Rome: Pompeii’s museum has been given a new lease of life after a long history of “ups and downs,” announced the director of the archaeological park, Massimo Osanna.
Known as the Antiquarium, the museum narrates the history of Pompeii through exquisite finds unearthed at the ancient Roman city which was buried in volcanic ash after the eruption of Vesuvius in 79 AD.
Inaugurated in about 1873, the museum was damaged in 1943 by bombing during world war two, leading to “the destruction of an entire room and the loss of hundreds of artefacts,” said Osanna.

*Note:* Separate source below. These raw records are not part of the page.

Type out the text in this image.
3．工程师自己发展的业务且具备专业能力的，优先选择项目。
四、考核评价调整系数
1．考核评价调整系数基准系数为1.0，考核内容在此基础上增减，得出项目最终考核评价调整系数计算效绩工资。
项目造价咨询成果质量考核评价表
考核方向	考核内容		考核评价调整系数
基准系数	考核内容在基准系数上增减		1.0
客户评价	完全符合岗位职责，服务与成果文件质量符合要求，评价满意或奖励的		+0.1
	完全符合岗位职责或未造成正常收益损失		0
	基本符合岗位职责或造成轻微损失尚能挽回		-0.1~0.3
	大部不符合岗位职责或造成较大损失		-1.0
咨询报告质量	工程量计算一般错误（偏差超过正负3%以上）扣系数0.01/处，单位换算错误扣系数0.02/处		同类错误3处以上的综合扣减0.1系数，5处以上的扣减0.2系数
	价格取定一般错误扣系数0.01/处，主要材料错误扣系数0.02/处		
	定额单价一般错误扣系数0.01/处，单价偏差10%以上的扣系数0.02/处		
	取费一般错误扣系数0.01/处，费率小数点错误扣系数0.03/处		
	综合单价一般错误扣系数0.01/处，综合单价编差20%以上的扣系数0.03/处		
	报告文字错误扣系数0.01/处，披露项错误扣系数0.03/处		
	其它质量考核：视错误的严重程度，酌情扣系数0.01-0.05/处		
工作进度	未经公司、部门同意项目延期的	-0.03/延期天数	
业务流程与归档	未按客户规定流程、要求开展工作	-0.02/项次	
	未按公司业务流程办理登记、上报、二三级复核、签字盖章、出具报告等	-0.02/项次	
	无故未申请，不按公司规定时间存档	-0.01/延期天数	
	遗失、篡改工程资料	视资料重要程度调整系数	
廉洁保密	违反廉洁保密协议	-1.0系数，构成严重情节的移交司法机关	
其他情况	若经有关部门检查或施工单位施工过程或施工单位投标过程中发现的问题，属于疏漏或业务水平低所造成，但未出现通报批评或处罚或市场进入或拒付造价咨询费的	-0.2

The Antiquarium reopened in 1948, however the massive Irpinia earthquake in 1980 led to its closure for 36 years, only opening again for temporary exhibitions in 2016.
The reopening of the museum on a permanent basis – hailed by Osanna as a “sign of great hope during a very difficult moment” – follows lengthy closures at the archaeological site over the last year due to the covid-19 crisis.
Treasures on display at the Antiquarium include fragments of frescoed walls, sculptures, silver spoons, furnishings, amulets and items from everyday life before the city was destroyed.
The museum also has a room dedicated to the eruption of Vesuvius, containing casts of Pompeii residents and their animals – unearthed in excavations at the Villa of Civita Giuliana – who perished as they tried to flee the ancient city.
Access to the Antiquarium will be included in the entrance ticket to the vast archaeological site which, due to Italy’s coronavirus travel restrictions, is currently only open to visitors from the Campania region which includes Pompeii and Naples.